Future research could be conducted to develop an innovative and cost-effective IoT sensor-based watering system that will not only monitor the soil moisture but also provide or stop watering automatically based on the required soil moisture level (%). This system could be used more effectively in fruit/vegetable orchards where maintaining soil moisture (%) is crucial.

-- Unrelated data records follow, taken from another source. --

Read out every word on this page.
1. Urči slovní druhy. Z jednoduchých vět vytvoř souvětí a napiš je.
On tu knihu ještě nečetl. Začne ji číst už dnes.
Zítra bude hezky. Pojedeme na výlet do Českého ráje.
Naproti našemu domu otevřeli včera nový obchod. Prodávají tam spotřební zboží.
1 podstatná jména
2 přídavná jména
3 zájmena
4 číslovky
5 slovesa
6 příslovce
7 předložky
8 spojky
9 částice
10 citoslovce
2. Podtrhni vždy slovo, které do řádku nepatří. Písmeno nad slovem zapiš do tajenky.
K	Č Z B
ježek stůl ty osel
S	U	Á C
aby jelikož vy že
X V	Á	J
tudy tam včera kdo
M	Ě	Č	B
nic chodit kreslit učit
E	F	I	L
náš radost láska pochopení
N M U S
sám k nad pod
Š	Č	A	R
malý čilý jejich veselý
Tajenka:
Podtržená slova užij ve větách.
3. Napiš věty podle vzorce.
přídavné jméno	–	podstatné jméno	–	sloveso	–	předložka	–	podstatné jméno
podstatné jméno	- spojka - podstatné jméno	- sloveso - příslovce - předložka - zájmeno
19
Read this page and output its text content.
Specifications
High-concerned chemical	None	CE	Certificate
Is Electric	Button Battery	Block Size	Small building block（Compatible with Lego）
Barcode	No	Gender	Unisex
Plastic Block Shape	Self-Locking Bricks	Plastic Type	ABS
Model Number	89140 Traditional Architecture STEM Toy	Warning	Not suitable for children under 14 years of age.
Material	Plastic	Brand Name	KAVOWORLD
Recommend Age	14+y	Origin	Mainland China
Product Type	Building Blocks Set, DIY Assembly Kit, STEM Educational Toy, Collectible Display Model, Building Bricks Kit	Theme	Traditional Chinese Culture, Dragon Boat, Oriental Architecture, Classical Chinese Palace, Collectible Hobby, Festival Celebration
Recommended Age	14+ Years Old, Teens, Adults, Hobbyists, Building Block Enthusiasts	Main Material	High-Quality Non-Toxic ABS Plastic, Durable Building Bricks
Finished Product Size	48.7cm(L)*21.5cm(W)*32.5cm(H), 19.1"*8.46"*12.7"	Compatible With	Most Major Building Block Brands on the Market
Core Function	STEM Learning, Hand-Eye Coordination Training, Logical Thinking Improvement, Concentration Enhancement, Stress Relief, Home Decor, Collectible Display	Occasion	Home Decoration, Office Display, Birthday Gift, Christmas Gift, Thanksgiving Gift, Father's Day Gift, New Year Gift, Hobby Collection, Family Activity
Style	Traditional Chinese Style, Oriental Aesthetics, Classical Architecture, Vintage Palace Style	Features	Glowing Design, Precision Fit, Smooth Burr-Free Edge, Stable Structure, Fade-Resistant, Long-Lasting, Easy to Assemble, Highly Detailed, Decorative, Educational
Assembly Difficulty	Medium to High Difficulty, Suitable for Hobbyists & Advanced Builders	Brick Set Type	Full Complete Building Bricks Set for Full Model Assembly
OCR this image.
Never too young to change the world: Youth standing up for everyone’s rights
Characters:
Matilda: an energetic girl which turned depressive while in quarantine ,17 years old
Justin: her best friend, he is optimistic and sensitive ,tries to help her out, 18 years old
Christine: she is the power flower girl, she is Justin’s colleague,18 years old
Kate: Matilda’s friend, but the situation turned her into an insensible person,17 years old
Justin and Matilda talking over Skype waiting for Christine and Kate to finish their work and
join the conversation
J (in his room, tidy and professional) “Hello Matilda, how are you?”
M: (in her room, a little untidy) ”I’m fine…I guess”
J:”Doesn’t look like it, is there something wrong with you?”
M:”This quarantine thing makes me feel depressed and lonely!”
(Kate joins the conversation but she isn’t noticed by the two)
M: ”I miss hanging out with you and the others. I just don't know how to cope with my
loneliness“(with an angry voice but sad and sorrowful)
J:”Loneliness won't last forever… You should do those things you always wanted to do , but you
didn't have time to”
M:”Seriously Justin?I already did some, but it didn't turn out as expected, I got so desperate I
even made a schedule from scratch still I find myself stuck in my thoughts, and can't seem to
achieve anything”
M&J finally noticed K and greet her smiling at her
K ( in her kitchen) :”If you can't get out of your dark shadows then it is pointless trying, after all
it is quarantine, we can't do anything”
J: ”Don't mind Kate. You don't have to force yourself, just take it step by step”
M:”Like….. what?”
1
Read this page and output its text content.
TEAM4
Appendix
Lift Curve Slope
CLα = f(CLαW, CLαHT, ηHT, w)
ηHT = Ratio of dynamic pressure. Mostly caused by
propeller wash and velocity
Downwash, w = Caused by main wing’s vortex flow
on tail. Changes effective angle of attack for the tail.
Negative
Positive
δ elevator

This study designed and used an IoT-based smart watering system to monitor and increase soil moisture level effectively inside a Tabtim Siam ruby pomelo garden. This study also observed that soil moisture was at the required level even when the air temperature was very high. It presumably happened because of the watering time management by using the smart watering system. Though farmers provided water twice daily (30 min each time), it did not help them to keep the soil moisture at the required level when the temperature was high. On the contrary, in the smart watering system, providing water four times (15 min per time) daily maintained the required level of soil moisture during high temperatures, and it used the same amount of water that the farmers use in their conventional watering method. Therefore, this study shows that using a smart watering system and providing water systematically helps the farmers to keep the soil moisture level of ≥70% in the ruby pomelo orchards. This system might be helpful for other fruit orchards requiring high soil moisture. Now, this smart watering system needs to be familiar to the farmers who cultivate pomelo or other fruits in southern Thailand, so that they will be able to use this system easily, increase the quality and quantity of the fruits, and earn more money.